Valentine's war-winner was that we should print a counterfeit page of Hitler's official newspaper, the Volkischer Beobachter. It would be an exact replica of a genuine page taken from the most recent V.B. to come into our possession since Hess's arrival. Except for one item. This item-to be written by me in the best V.B. style-was to contain news that would upset Hess, and bring him over to us. The counterfeit page would then be inserted in the otherwise genuine V.B. and would be presented to Hess with his breakfast at the first opportunity. " I suggest," said Valentine, "that you work out something on the lines that Frau Ilse Hess and her son have been shut up in a Concentration Camp."

I saw difficulties ahead of us. Did we have the right newsprint for the job, and the right type, and the right rotary press?
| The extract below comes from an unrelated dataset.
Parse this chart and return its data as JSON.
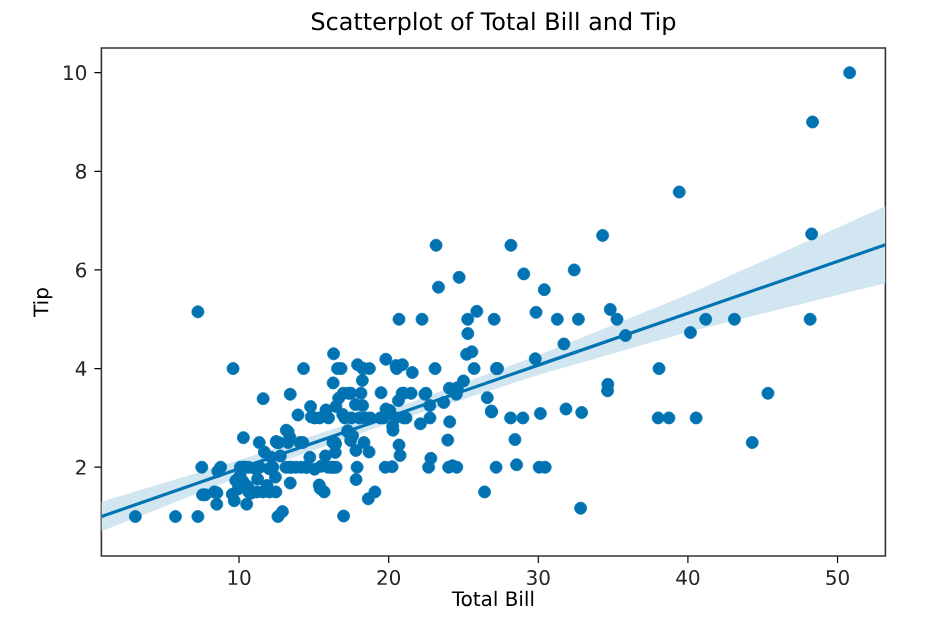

However, who was I to worry about that? I had said my say. So I sat down, and there and then worked out two drafts for Valentine. Neither, I regret, was a masterpiece. But I like to think they were at least written in true German police reporter journalese.

" The Chief State Attorney announces," said the first, "that Frau Ilse Hess, after prolonged and thorough interrogation by himself and Kommissar Dr. Braschwitz of the Political Police has made a complete confession. Frau Hess confirms that she smuggled nerve drugs, believed to be of British origin, into her husband's food. These drugs made Party Comrade Hess subjective to the hypnotic influence of British-inspired German traitors and produced the mental fog in which he flew to England. (For the Volkischer Beobachter Scotland was part of England.) Frau Hess has been transferred to Munich for confrontation with the adjutants of Party Comrade Hess and other members of this sinister ring who are now in secure custody."

For good measure, I added a second item which I suggested might be inserted in the counterfeit of a local Munich newspaper, if we had one available for copying. The local paper's news item, tucked away in an insignificant corner, would report the arrest of two women and a man who had caused a street disturbance on the evening of Sunday, May the 12th, by trying to interfere with the police, as they were arresting a woman and her small boy at a villa in Harlaching. Harlaching was the suburb of Munich where Hess resided with his wife and son. Valentine was delighted. Alas, as I feared, when it came to printing the items, we suddenly discovered that the resources of the department were not equal to the job. Nor was the S.O.i file of German personalities able to give me the name of a police official for the Munich district who would have been more suitable for the job of interviewing Frau Hess than my old Berlin antagonist, Dr. Braschwitz. I made a mental note of these deficiencies and determined to remedy them for the future at least as far as our `black' work was concerned. For a register of personalities high and low and a fount of all the current German types as well as a supply of German-made paper were going to be essentials if we were to have any success in deceiving the Germans into accepting our products. And before many months had passed I had succeeded in laying the foundations for all these things.